Exodus - The atrocity exhibition/Exhibit A 3.5/5

Reviewed: 12-21-07





Tracklist:

1. A call to arms
2. Riot act
3. Funeral hymn
4. Children of a worthless god
5. As it was, as it soon shall be
6. The atrocity exhibition
7. Iconoclasm
8. The garden of bleeding
9. Bedlam 123


One of the absolute paragons of classic U.S. thrash return with another strong CD that holds tight to their traditions, no matter what trends may come, and it features some outstanding strengths and minor weaknesses, but ultimately will remain a matter of personal taste and preference. Those that really love the aggressive stylings of thrash that Exodus ushered in the 80s will likely be in heaven with this release.

With an incredible history that includes Metallica’s Kirk Hammett, and even more importantly, the seminal thrash opus of 'Bonded by blood' in 1985, there is no doubt whatsoever that Gary Holt and his crew are thrash royalty, and the quintessential example of “Bay Area” sound.
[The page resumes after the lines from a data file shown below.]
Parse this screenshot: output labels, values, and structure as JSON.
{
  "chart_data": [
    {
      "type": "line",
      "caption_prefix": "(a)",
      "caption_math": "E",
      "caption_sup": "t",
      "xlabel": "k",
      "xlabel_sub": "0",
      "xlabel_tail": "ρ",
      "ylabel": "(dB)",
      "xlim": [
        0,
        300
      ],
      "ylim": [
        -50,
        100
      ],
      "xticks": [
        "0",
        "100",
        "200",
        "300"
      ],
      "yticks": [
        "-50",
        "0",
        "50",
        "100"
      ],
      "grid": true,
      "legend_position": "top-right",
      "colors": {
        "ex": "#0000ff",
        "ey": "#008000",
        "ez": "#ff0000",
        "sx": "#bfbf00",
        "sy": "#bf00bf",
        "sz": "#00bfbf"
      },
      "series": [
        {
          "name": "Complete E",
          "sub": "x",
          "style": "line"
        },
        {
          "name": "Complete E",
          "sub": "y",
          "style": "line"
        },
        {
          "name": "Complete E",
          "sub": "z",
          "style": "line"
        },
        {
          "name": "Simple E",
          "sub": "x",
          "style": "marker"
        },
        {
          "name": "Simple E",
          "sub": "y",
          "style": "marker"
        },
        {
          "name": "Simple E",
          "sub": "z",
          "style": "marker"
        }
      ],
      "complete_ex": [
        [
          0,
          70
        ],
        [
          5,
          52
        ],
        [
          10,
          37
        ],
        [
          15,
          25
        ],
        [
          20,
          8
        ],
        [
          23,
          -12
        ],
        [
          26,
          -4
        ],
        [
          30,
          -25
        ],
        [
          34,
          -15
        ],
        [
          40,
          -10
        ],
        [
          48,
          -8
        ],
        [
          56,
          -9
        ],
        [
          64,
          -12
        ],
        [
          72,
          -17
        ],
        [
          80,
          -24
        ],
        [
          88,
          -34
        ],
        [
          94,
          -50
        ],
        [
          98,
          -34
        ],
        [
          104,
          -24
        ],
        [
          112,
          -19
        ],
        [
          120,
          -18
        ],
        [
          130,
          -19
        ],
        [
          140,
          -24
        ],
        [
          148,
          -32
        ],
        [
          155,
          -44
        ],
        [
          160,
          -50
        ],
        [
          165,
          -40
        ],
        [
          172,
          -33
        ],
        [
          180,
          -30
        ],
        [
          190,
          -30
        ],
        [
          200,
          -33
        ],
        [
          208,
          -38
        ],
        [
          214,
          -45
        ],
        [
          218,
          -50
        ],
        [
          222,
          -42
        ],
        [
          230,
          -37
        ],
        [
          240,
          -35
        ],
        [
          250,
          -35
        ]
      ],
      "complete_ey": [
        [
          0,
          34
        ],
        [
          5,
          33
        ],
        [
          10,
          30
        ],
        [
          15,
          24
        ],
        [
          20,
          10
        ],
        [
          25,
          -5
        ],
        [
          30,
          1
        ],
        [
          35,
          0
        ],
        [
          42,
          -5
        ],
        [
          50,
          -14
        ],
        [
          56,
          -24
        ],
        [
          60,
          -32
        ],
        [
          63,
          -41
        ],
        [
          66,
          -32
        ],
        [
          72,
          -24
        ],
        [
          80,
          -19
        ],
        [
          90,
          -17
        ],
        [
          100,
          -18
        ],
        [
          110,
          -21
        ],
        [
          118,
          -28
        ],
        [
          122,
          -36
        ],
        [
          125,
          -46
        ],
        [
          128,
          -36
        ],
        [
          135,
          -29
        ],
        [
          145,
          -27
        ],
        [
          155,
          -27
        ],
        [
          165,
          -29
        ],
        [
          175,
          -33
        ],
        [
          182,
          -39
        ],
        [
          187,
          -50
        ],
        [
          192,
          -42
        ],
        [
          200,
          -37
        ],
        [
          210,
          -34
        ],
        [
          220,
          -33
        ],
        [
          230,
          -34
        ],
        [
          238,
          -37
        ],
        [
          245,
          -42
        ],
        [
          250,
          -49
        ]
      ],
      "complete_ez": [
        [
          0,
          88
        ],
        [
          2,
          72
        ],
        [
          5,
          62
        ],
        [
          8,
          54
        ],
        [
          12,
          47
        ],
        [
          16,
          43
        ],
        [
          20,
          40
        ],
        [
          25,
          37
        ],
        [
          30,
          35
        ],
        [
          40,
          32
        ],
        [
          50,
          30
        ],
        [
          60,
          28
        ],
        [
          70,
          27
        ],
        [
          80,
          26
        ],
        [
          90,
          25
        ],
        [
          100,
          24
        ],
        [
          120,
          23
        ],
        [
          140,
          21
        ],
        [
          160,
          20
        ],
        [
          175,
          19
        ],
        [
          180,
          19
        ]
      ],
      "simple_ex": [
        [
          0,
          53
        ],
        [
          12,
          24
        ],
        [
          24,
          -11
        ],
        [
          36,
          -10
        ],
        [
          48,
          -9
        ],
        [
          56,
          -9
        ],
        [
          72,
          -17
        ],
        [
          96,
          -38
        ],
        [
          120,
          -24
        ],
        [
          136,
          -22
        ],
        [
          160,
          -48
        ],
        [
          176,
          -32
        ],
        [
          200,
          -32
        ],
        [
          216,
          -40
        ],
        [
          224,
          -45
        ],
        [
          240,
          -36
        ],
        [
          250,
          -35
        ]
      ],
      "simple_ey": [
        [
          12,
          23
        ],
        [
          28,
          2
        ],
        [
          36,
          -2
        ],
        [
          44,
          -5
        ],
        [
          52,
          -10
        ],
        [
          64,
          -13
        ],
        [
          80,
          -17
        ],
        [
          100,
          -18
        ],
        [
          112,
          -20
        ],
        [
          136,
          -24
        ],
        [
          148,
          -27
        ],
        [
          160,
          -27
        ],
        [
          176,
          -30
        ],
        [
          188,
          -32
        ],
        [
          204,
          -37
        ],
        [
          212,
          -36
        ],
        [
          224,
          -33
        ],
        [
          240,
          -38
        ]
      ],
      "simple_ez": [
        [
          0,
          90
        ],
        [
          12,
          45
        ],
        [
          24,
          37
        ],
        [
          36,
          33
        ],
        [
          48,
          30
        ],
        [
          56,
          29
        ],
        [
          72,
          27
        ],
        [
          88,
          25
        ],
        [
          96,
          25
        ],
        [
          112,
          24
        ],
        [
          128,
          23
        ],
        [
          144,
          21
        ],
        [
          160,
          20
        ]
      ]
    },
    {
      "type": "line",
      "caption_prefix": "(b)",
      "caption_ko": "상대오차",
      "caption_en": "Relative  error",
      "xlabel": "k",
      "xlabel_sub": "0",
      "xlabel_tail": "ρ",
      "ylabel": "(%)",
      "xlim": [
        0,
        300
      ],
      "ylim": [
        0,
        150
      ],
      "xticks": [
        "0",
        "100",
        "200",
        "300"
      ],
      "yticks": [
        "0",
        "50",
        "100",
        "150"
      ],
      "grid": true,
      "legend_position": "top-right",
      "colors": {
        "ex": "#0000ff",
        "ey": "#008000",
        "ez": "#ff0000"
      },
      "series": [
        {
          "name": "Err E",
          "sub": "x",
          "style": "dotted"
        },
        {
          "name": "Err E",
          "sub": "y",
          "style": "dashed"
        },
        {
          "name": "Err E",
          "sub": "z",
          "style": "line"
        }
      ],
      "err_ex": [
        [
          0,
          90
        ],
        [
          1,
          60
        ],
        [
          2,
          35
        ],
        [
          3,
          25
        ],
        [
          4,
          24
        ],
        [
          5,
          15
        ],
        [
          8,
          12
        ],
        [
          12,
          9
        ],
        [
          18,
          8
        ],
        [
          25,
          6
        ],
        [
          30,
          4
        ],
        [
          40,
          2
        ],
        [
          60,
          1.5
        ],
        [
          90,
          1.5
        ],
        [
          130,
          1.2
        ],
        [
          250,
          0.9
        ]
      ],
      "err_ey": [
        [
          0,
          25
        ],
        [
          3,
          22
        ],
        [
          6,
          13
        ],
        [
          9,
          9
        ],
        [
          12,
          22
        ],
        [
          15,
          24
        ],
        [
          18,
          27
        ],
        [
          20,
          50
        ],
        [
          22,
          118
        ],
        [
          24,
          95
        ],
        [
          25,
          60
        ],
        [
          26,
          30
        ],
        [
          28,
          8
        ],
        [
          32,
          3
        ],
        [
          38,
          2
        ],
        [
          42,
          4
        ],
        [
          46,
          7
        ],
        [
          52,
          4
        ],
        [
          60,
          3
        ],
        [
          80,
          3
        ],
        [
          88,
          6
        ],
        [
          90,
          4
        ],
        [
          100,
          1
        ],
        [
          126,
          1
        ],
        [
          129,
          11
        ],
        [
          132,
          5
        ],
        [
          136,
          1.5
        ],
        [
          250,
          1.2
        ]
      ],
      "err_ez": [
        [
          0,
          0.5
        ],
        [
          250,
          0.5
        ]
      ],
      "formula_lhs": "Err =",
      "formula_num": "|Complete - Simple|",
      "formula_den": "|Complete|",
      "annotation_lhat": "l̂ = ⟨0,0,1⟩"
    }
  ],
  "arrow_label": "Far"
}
That raw, savage, and yet catchy work evolved with new singer Steve “Zetro” Souza, then from 'Legacy' (Testament), and with 'Pleasures of the flesh' and 'Fabulous disaster' more clearly carved out a sound that was always heavy and brutal, but had a kind of dark playfulness to it as well. After about 12 years from their last studio album, the newer version of the band stepped forth with the welcome 'Tempo of the damned', which featured a combination of their earlier sound honed to darker, angrier, nihilism, and in "Scar spangled banner" spewed out dissent we thought we might never hear again after 9/11. Zetro left after that CD (I recall seeing them live on that tour and thinking, “Hmmm, that doesn’t LOOK like Sou za”) but the band forged on with Rob Dukes in 'Shovel headed kill machine'.

'Atrocity exhibition' is a magnificent and unrestrained example of classic Exodus thrash in all its glory, maintaining that unique tone and sound which is instantly identifiable from Slayer or Testament, but the instrumental work seems to be taking everything up one step higher, with riffs and leads that are faster, more dynamic, and dazzling, and while this is aggressive, angry thrash, the precision and tightness of the results are amazing, as the drums, bass, and guitars all blaze out a pattern which is so technical and dazzling that it will leave your jaw on the floor. This is all coupled with a production which is simply and absolutely sublime. While many bands that tread around this genre have unwisely added an unwelcome “modern” note of buzz, hiss, or rasp to their production, this is the absolute opposite and features a sound so clean, so sharp, so clear, it should be cutting through your speakers and doing them permanent, if cauterized, damage.

Additionally, while Exodus’ lyrics have frequently been entertaining in their own special way, this could be some of their very best, treading a step or 2 beyond the level of their prior work. Or perhaps, as a former law student I’m just swayed by any band that will use “Lex Talionis” in their lyrics, but overall they really are strong.

It’s almost shocking when the band departs ever so slightly from all things Exodus, with a somewhat melodic chorus in “Children of a worthless god”, that sounds a bit like Marshall Law, and which is in no way bad, just because the rest of the CD is so full on and umistakedly Exodus.

Vocalist Rob Dukes, from my personal standpoint, is a small setback for the band. It seems to me that his vocals have changed just slightly from the predecessor, going up just a touch in the harshness scale, and perhaps 2 touches down on the catchiness scale. It certainly varies, and overall his vocals are decent, and sometimes quite fitting on this CD, but the raspiness dragging at your ears can make the CD, on the whole, drag on more than it would have had been singing in just a slightly more Zetroish style, or in any other manner which conveyed just a tad more emotion and memorability to the songs. Some may prefer this approach, others may even be more turned off by it than I am.

And, in an utterly superficial criticism, can bands/ labels stop giving us hidden tracks at the end of a huge gulf of blank space? In this case, the hidden track is a playful and rather amusing hilly-billy edged bluegrass version of "Bonded by blood", but the problem is the huge blank space at the end of the prior song which precedes it. To me, CDs and songs are things I want to listen to again and again, and a one time joke which forever more slightly fouls up your listening experience is still annoying.

Those that really loved the last 2 Exodus CDs should be delighted with this one as well, keeping in mind my personal comments about to the edge to the vocals, which might slightly alter exactly how much the CD will appeal to you.